Riding in winter is different than riding in summer for a lot of reasons, but one for me is that in winter, all I think about is The Ride. In the summer my mind is free to wander a bit. During the winter months, I think about the hills coming up, the ice I may have to ride over or avoid, I analyze every car's behavior and constantly check up on body parts to make sure they're not freezing. This winter I also spent a lot of time thinking about Minnesota's voice. I eventually settled on a middle aged woman with a pronounced Fargo accent; a Lena character (from Ole and Lena fame) who has the best intentions but is a little absent at times. This is what I do for two hours a day, sad to say.
Yesterday I began my ride home excited about the warm weather. It was nearly forty degrees, and the previous evening's ride was a blast.
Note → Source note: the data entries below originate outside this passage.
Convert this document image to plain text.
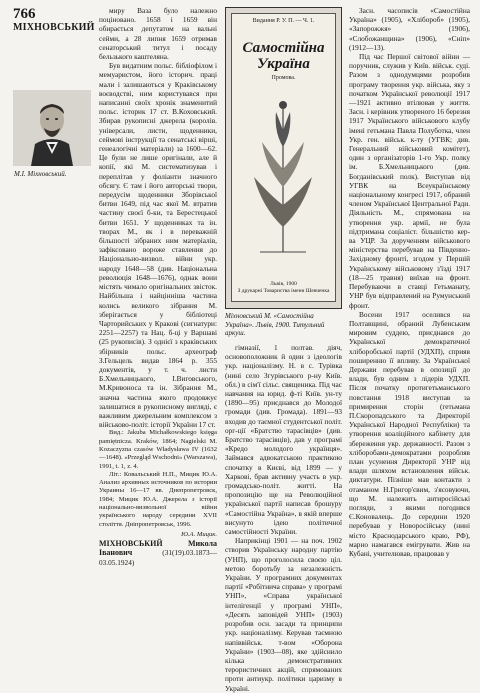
766
МІХНОВСЬКИЙ
М.І. Міхновський.

миру Ваза було належно поціновано. 1658 і 1659 він обирається депутатом на вальні сейми, а 28 липня 1659 отримав сенаторський титул і посаду бельзького каштеляна.

Був видатним польс. бібліофілом і мемуаристом, його історич. праці мали і залишаються у Краківському воєводстві, ним користувався при написанні своїх хронік знаменитий польс. історик 17 ст. В.Коховський. Збирав рукописні джерела (королів. універсали, листи, щоденники, сеймові інструкції та сенатські вірші, генеалогічні матеріали) за 1600—62. Це були не лише оригінали, але й копії, які М. систематизував і переплітав у фоліанти значного обсягу. Є там і його авторські твори, передусім щоденники Зборівської битви 1649, під час якої М. втратив частину своєї б-ки, та Берестецької битви 1651. У щоденниках та ін. творах М., як і в переважній більшості зібраних ним матеріалів, зафіксовано вороже ставлення до Національно-визвол. війни укр. народу 1648—58 (див. Національна революція 1648—1676), однак вони містять чимало оригінальних звісток. Найбільша і найцінніша частина колись великого зібрання М. зберігається у бібліотеці Чарторийських у Кракові (сигнатури: 2251—2257) та Нац. б-ці у Варшаві (25 рукописів). З однієї з краківських збірників польс. археограф З.Гельцель видав 1864 р. 355 документів, у т. ч. листи Б.Хмельницького, І.Виговського, М.Кривоноса та ін. Зібрання М., значна частина якого продовжує залишатися в рукописному вигляді, є важливим джерельним комплексом з військово-політ. історії України 17 ст.

Вид.: Jakuba Michałkowskiego księga pamiętnicza. Kraków, 1864; Nagielski M. Kozaczyzna czasów Władysława IV (1632—1648). «Przegląd Wschodni» (Warszawa), 1991, t. 1, z. 4.

Літ.: Ковальський Н.П., Мицик Ю.А. Анализ архивных источников по истории Украины 16—17 вв. Днепропетровск, 1984; Мицик Ю.А. Джерела з історії національно-визвольної війни українського народу середини XVII століття. Дніпропетровськ, 1996.

Ю.А. Мицик.

МІХНОВСЬКИЙ Микола Іванович	(31(19).03.1873—03.05.1924)

Видання Р. У. П. — Ч. 1.
Самостійна
Україна
Промова.
Львів, 1900
З друкарні Товариства імени Шевченка
Міхновський М. «Самостійна Україна». Львів, 1900. Титульний аркуш.

гімназії, 1 полтав. діяч, основоположник й один з ідеологів укр. націоналізму. Н. в с. Турівка (нині село Згурівського р-ну Київ. обл.) в сім'ї сільс. священика. Під час навчання на юрид. ф-ті Київ. ун-ту (1890—95) приєднався до Молодої громади (див. Громада). 1891—93 входив до таємної студентської політ. орг-ції «Братство тарасівців» (див. Братство тарасівців), дав у програмі «Кредо молодого українця». Займався адвокатською практикою спочатку в Києві, від 1899 — у Харкові, брав активну участь в укр. громадсько-політ. житті. На пропозицію ще на Революційної української партії написав брошуру «Самостійна Україна», в якій вперше висунуто ідею політичної самостійності України.

Наприкінці 1901 — на поч. 1902 створив Українську народну партію (УНП), що проголосила своєю ціл. метою боротьбу за незалежність України. У програмних документах партії «Робітнича справа» у програмі УНП», «Справа української інтелігенції у програмі УНП», «Десять заповідей УНП» (1903) розробив осн. засади та принципи укр. націоналізму. Керував таємною напіввійськ. т-вом «Оборона України» (1903—08), яке здійснило кілька демонстративних терористичних акцій, спрямованих проти антиукр. політики царизму в Україні.

Засн. часописів «Самостійна Україна» (1905), «Хлібороб» (1905), «Запорожжя» (1906), «Слобожанщина» (1906), «Сніп» (1912—13).

Під час Першої світової війни — поручник, служив у Київ. військ. суді. Разом з однодумцями розробив програму творення укр. війська, яку з початком Української революції 1917—1921 активно втілював у життя. Засн. і керівник утвореного 16 березня 1917 Українського військового клубу імені гетьмана Павла Полуботка, член Укр. ген. військ. к-ту (УГВК; див. Генеральний військовий комітет), один з організаторів 1-го Укр. полку ім. Б.Хмельницького (див. Богданівський полк). Виступав від УГВК на Всеукраїнському національному конгресі 1917, обраний членом Української Центральної Ради. Діяльність М., спрямована на утворення укр. армії, не була підтримана соціаліст. більшістю кер-ва УЦР. За дорученням військового міністерства перебував на Південно-Західному фронті, згодом у Першій Українському військовому з'їзді 1917 (18—25 травня) виїхав на фронт. Перебуваючи в ставці Гетьманату, УНР був відправлений на Румунський фронт.

Восени 1917 оселився на Полтавщині, обраний Лубенським мировим суддею, приєднався до Української демократичної хліборобської партії (УДХП), сприяв поширенню її впливу. За Української Держави перебував в опозиції до влади, був одним з лідерів УДХП. Після початку протигетьманського повстання 1918 виступав за примирення сторін (гетьмана П.Скоропадського та Директорії Української Народної Республіки) та утворення коаліційного кабінету для збереження укр. державності. Разом з хліборобами-демократами розробляв план усунення Директорії УНР від влади шляхом встановлення військ. диктатури. Пізніше мав контакти з отаманом Н.Григор'євим, з'ясовуючи, що М. належить антиросійські погляди, з якими погодився Є.Коновалець. До середини 1920 перебував у Новоросійську (нині місто Краснодарського краю, РФ), марно намагався емігрувати. Жив на Кубані, учителював, працював у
I had felt like Lena was finally easing us out of winter, giving us a break from the relentless cold as spring approached. So my heart broke a little when I covered my first mile and the sleet started. Then the rain. And finally, near the end of my ride, one of my cleat bolts detached, forcing a spectacular slow motion crash onto the side of the trail when I couldn't unclip from the pedal.
Once over the humiliation of making a newb stop, I had a good laugh at myself. And as I got back on my bike, limping home on one good pedal, I could hear Lena saying to me, "You didn't think it would be that easy, did you dear?"
*I'm just assuming such people exist. Given the bizarre range of human behavior on display online, they statistically have to.